The lamps were extinguished and the gray light of dawn filled the rooms as the head Postmaster made his rounds, guarded by a Japanese officer.
The official was perspiring profusely from sheer nervousness. He begged the employees to keep calm, and assured them that it was no joke, but that San Francisco was really in the hands of the Japanese. It was the duty of the employees and the citizens, he said, to refrain from all resistance, so that a worse misfortune—a bombardment, he added in a whisper—might not befall the city.
The men were obliged to give up any weapons they had in their possession, and these were collected by the Japanese. At seven o'clock, when these details had been attended to, and the few telegraph instruments which were kept in commission were being used by Japanese operators—all the others had been rendered useless by the removal of some parts of the mechanism—one of the regular operators asked to be allowed to speak to the Postmaster. Permission having been granted by the Japanese guard, he told his chief, in a low voice, that the moment the Japanese soldiers had taken possession of the telegraph room he had hurriedly dispatched a message to Sacramento, telling them that San Francisco had been surprised by the Japanese fleet and that the whole city was occupied by Japanese troops.
"I thank you in the name of our poor country," said the Postmaster, shaking the operator's hand, "I thank you with all my heart; you have done a brave deed."
Just at the time when the operator sent off his telegram to Sacramento, a little, yellow, narrow-eyed fellow, lying in a ditch many miles inland, far to the east of San Francisco, connected his Morse apparatus with the San Francisco-Sacramento telegraph-wire, and intercepted the following message: "Chief of Police, Sacramento.—San Francisco attacked by Japanese fleet this morning; whole city in hands of Japanese army. Resistance impossible, as attack took place in thick fog before dawn. Help imperative."

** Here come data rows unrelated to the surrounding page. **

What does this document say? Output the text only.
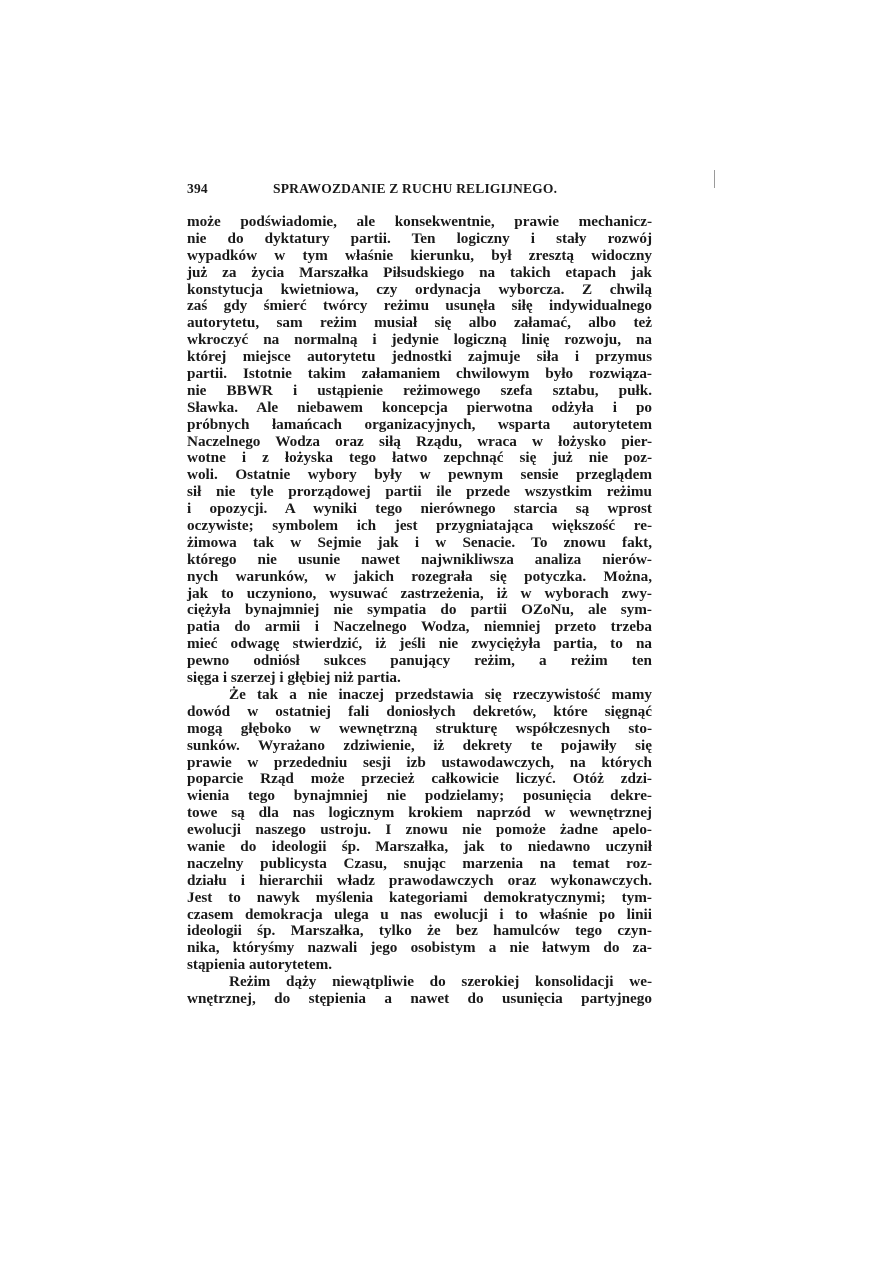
394	SPRAWOZDANIE Z RUCHU RELIGIJNEGO.
może podświadomie, ale konsekwentnie, prawie mechanicz-
nie do dyktatury partii. Ten logiczny i stały rozwój
wypadków w tym właśnie kierunku, był zresztą widoczny
już za życia Marszałka Piłsudskiego na takich etapach jak
konstytucja kwietniowa, czy ordynacja wyborcza. Z chwilą
zaś gdy śmierć twórcy reżimu usunęła siłę indywidualnego
autorytetu, sam reżim musiał się albo załamać, albo też
wkroczyć na normalną i jedynie logiczną linię rozwoju, na
której miejsce autorytetu jednostki zajmuje siła i przymus
partii. Istotnie takim załamaniem chwilowym było rozwiąza-
nie BBWR i ustąpienie reżimowego szefa sztabu, pułk.
Sławka. Ale niebawem koncepcja pierwotna odżyła i po
próbnych łamańcach organizacyjnych, wsparta autorytetem
Naczelnego Wodza oraz siłą Rządu, wraca w łożysko pier-
wotne i z łożyska tego łatwo zepchnąć się już nie poz-
woli. Ostatnie wybory były w pewnym sensie przeglądem
sił nie tyle prorządowej partii ile przede wszystkim reżimu
i opozycji. A wyniki tego nierównego starcia są wprost
oczywiste; symbolem ich jest przygniatająca większość re-
żimowa tak w Sejmie jak i w Senacie. To znowu fakt,
którego nie usunie nawet najwnikliwsza analiza nierów-
nych warunków, w jakich rozegrała się potyczka. Można,
jak to uczyniono, wysuwać zastrzeżenia, iż w wyborach zwy-
ciężyła bynajmniej nie sympatia do partii OZoNu, ale sym-
patia do armii i Naczelnego Wodza, niemniej przeto trzeba
mieć odwagę stwierdzić, iż jeśli nie zwyciężyła partia, to na
pewno odniósł sukces panujący reżim, a reżim ten
sięga i szerzej i głębiej niż partia.
Że tak a nie inaczej przedstawia się rzeczywistość mamy
dowód w ostatniej fali doniosłych dekretów, które sięgnąć
mogą głęboko w wewnętrzną strukturę współczesnych sto-
sunków. Wyrażano zdziwienie, iż dekrety te pojawiły się
prawie w przededniu sesji izb ustawodawczych, na których
poparcie Rząd może przecież całkowicie liczyć. Otóż zdzi-
wienia tego bynajmniej nie podzielamy; posunięcia dekre-
towe są dla nas logicznym krokiem naprzód w wewnętrznej
ewolucji naszego ustroju. I znowu nie pomoże żadne apelo-
wanie do ideologii śp. Marszałka, jak to niedawno uczynił
naczelny publicysta Czasu, snując marzenia na temat roz-
działu i hierarchii władz prawodawczych oraz wykonawczych.
Jest to nawyk myślenia kategoriami demokratycznymi; tym-
czasem demokracja ulega u nas ewolucji i to właśnie po linii
ideologii śp. Marszałka, tylko że bez hamulców tego czyn-
nika, któryśmy nazwali jego osobistym a nie łatwym do za-
stąpienia autorytetem.
Reżim dąży niewątpliwie do szerokiej konsolidacji we-
wnętrznej, do stępienia a nawet do usunięcia partyjnego
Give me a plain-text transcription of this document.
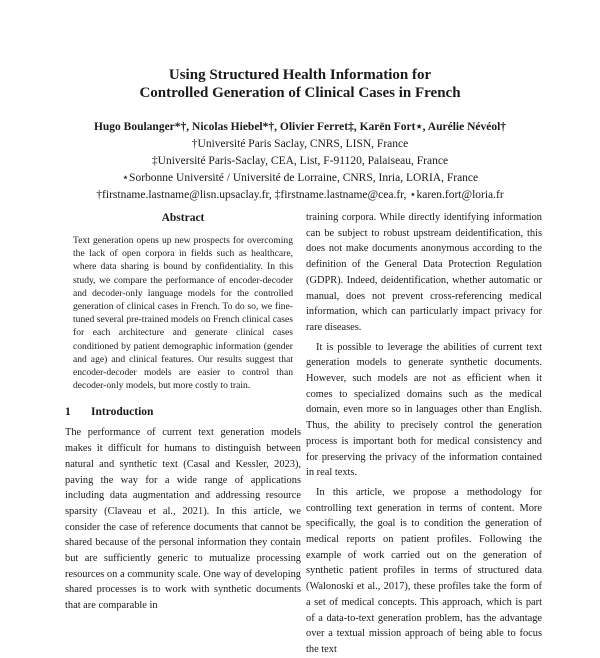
Using Structured Health Information for
Controlled Generation of Clinical Cases in French
Hugo Boulanger*†, Nicolas Hiebel*†, Olivier Ferret‡, Karën Fort⋆, Aurélie Névéol†
†Université Paris Saclay, CNRS, LISN, France
‡Université Paris-Saclay, CEA, List, F-91120, Palaiseau, France
⋆Sorbonne Université / Université de Lorraine, CNRS, Inria, LORIA, France
†firstname.lastname@lisn.upsaclay.fr, ‡firstname.lastname@cea.fr, ⋆karen.fort@loria.fr
Abstract

Text generation opens up new prospects for overcoming the lack of open corpora in fields such as healthcare, where data sharing is bound by confidentiality. In this study, we compare the performance of encoder-decoder and decoder-only language models for the controlled generation of clinical cases in French. To do so, we fine-tuned several pre-trained models on French clinical cases for each architecture and generate clinical cases conditioned by patient demographic information (gender and age) and clinical features. Our results suggest that encoder-decoder models are easier to control than decoder-only models, but more costly to train.

1 Introduction

The performance of current text generation models makes it difficult for humans to distinguish between natural and synthetic text (Casal and Kessler, 2023), paving the way for a wide range of applications including data augmentation and addressing resource sparsity (Claveau et al., 2021). In this article, we consider the case of reference documents that cannot be shared because of the personal information they contain but are sufficiently generic to mutualize processing resources on a community scale. One way of developing shared processes is to work with synthetic documents that are comparable in

training corpora. While directly identifying information can be subject to robust upstream deidentification, this does not make documents anonymous according to the definition of the General Data Protection Regulation (GDPR). Indeed, deidentification, whether automatic or manual, does not prevent cross-referencing medical information, which can particularly impact privacy for rare diseases.

It is possible to leverage the abilities of current text generation models to generate synthetic documents. However, such models are not as efficient when it comes to specialized domains such as the medical domain, even more so in languages other than English. Thus, the ability to precisely control the generation process is important both for medical consistency and for preserving the privacy of the information contained in real texts.

In this article, we propose a methodology for controlling text generation in terms of content. More specifically, the goal is to condition the generation of medical reports on patient profiles. Following the example of work carried out on the generation of synthetic patient profiles in terms of structured data (Walonoski et al., 2017), these profiles take the form of a set of medical concepts. This approach, which is part of a data-to-text generation problem, has the advantage over a textual mission approach of being able to focus the text
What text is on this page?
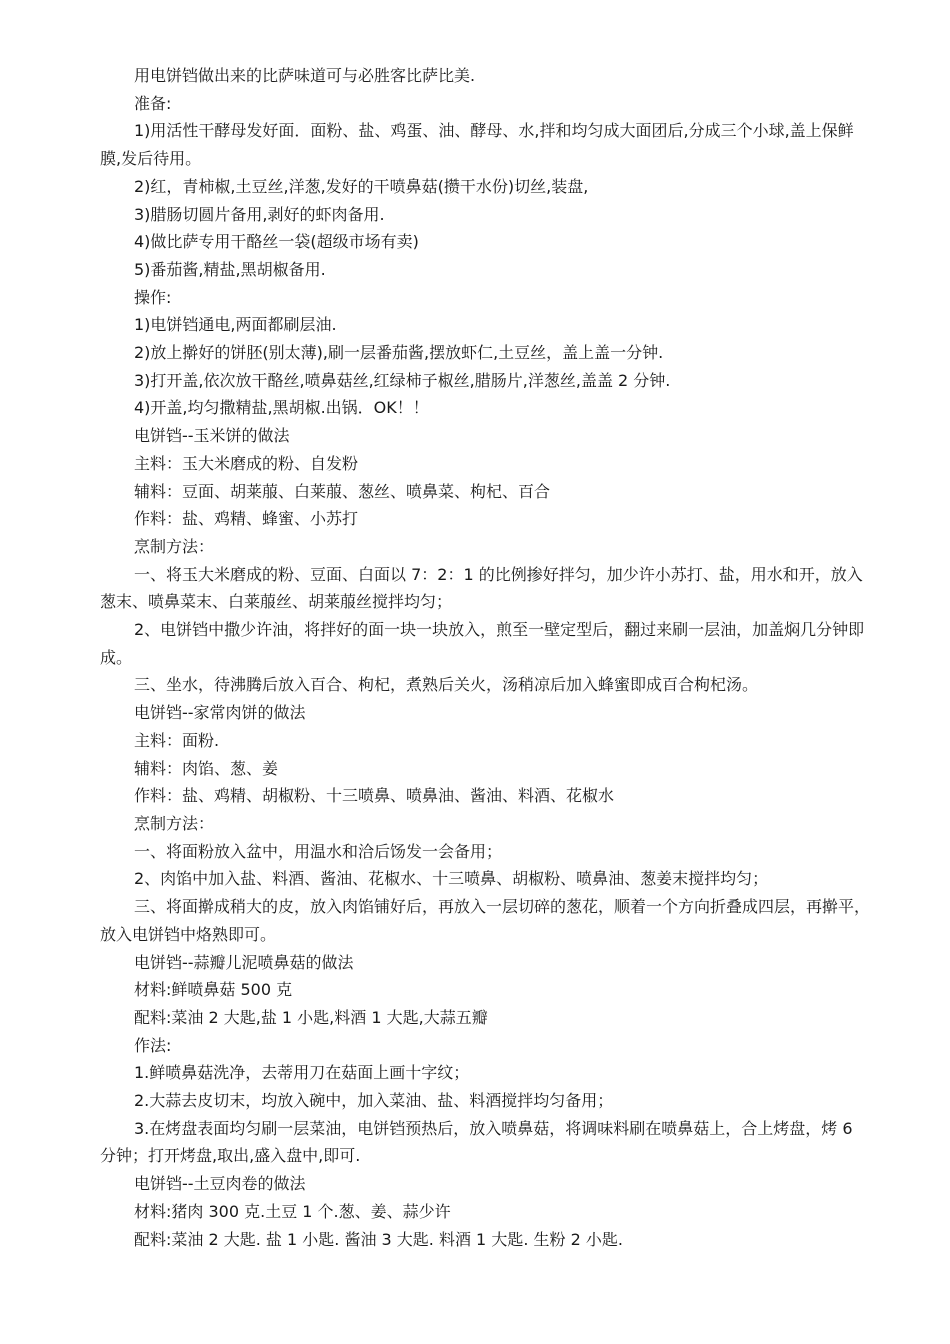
用电饼铛做出来的比萨味道可与必胜客比萨比美.

准备:

1)用活性干酵母发好面．面粉、盐、鸡蛋、油、酵母、水,拌和均匀成大面团后,分成三个小球,盖上保鲜膜,发后待用。

2)红，青柿椒,土豆丝,洋葱,发好的干喷鼻菇(攒干水份)切丝,装盘,

3)腊肠切圆片备用,剥好的虾肉备用.

4)做比萨专用干酪丝一袋(超级市场有卖)

5)番茄酱,精盐,黑胡椒备用.

操作:

1)电饼铛通电,两面都刷层油.

2)放上擀好的饼胚(别太薄),刷一层番茄酱,摆放虾仁,土豆丝，盖上盖一分钟.

3)打开盖,依次放干酪丝,喷鼻菇丝,红绿柿子椒丝,腊肠片,洋葱丝,盖盖 2 分钟.

4)开盖,均匀撒精盐,黑胡椒.出锅．OK！！

电饼铛--玉米饼的做法

主料：玉大米磨成的粉、自发粉

辅料：豆面、胡莱菔、白莱菔、葱丝、喷鼻菜、枸杞、百合

作料：盐、鸡精、蜂蜜、小苏打

烹制方法：

一、将玉大米磨成的粉、豆面、白面以 7：2：1 的比例掺好拌匀，加少许小苏打、盐，用水和开，放入葱末、喷鼻菜末、白莱菔丝、胡莱菔丝搅拌均匀；

2、电饼铛中撒少许油，将拌好的面一块一块放入，煎至一壁定型后，翻过来刷一层油，加盖焖几分钟即成。

三、坐水，待沸腾后放入百合、枸杞，煮熟后关火，汤稍凉后加入蜂蜜即成百合枸杞汤。

电饼铛--家常肉饼的做法

主料：面粉.

辅料：肉馅、葱、姜

作料：盐、鸡精、胡椒粉、十三喷鼻、喷鼻油、酱油、料酒、花椒水

烹制方法：

一、将面粉放入盆中，用温水和洽后饧发一会备用；

2、肉馅中加入盐、料酒、酱油、花椒水、十三喷鼻、胡椒粉、喷鼻油、葱姜末搅拌均匀；

三、将面擀成稍大的皮，放入肉馅铺好后，再放入一层切碎的葱花，顺着一个方向折叠成四层，再擀平，放入电饼铛中烙熟即可。

电饼铛--蒜瓣儿泥喷鼻菇的做法

材料:鲜喷鼻菇 500 克

配料:菜油 2 大匙,盐 1 小匙,料酒 1 大匙,大蒜五瓣

作法:

1.鲜喷鼻菇洗净，去蒂用刀在菇面上画十字纹；

2.大蒜去皮切末，均放入碗中，加入菜油、盐、料酒搅拌均匀备用；

3.在烤盘表面均匀刷一层菜油，电饼铛预热后，放入喷鼻菇，将调味料刷在喷鼻菇上，合上烤盘，烤 6 分钟；打开烤盘,取出,盛入盘中,即可.

电饼铛--土豆肉卷的做法

材料:猪肉 300 克.土豆 1 个.葱、姜、蒜少许

配料:菜油 2 大匙. 盐 1 小匙. 酱油 3 大匙. 料酒 1 大匙. 生粉 2 小匙.
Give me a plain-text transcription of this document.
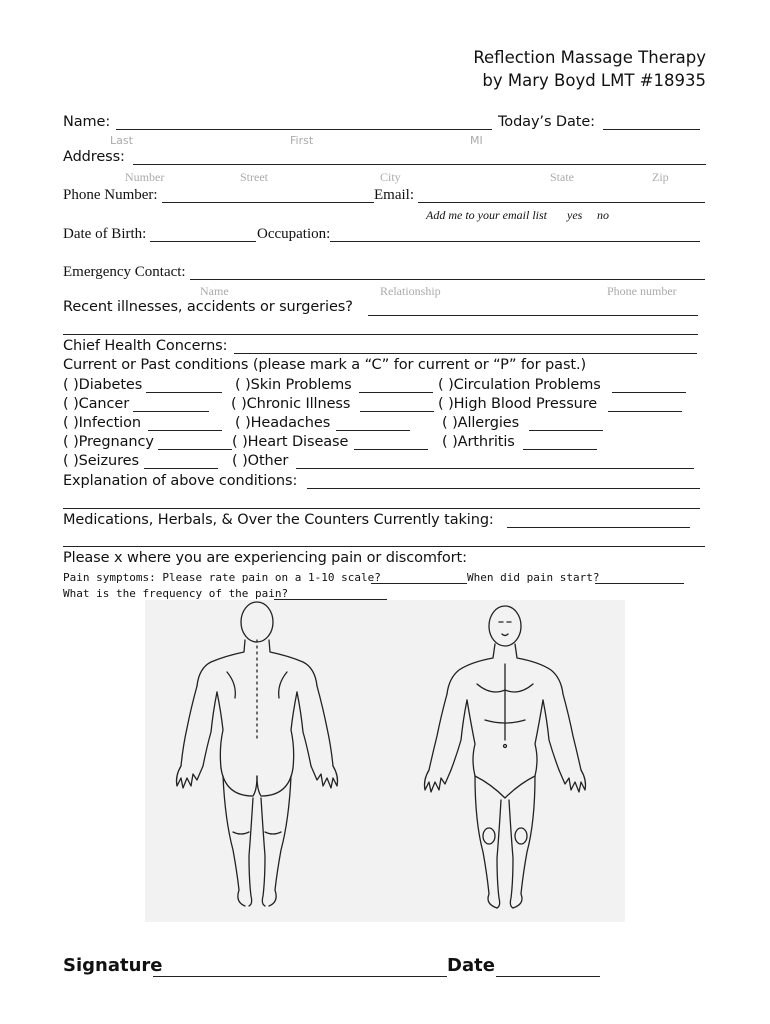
Reflection Massage Therapy
by Mary Boyd LMT #18935
Name:	Today’s Date:
Last	First	MI
Address:
Number	Street	City	State	Zip
Phone Number:	Email:
Add me to your email list yes no
Date of Birth:	Occupation:
Emergency Contact:
Name	Relationship	Phone number
Recent illnesses, accidents or surgeries?
Chief Health Concerns:
Current or Past conditions (please mark a “C” for current or “P” for past.)
( )Diabetes	( )Skin Problems	( )Circulation Problems
( )Cancer	( )Chronic Illness	( )High Blood Pressure
( )Infection	( )Headaches	( )Allergies
( )Pregnancy	( )Heart Disease	( )Arthritis
( )Seizures	( )Other
Explanation of above conditions:
Medications, Herbals, & Over the Counters Currently taking:
Please x where you are experiencing pain or discomfort:
Pain symptoms: Please rate pain on a 1-10 scale?	When did pain start?
What is the frequency of the pain?
Signature	Date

The little yellow man smiled contentedly, tore off the strip, and handed it to the officer standing near him. The latter drew a deep breath and said: "Thank Heaven, that's settled."
At the time of the occupation of the Post Office building, the Japanese outposts had already spun their fine, almost invisible silver threads around all the telegraph-wires far inland and thus cut off all telegraphic communication with the east. The telegram just quoted therefore served only to tell the Japanese outposts of the overwhelming success of the Japanese arms at the Golden Gate.
But how had all this been accomplished? The enemy could not possibly have depended on the fog from the outset. Nevertheless an unusual barometrical depression had brought in its train several days of disagreeable, stormy weather. The Japanese had been fully prepared for a battle with the San Francisco forts and with the few warships stationed in the harbor. The fact that they found such a strong ally in the fog was beyond all their hopes and strategical calculations.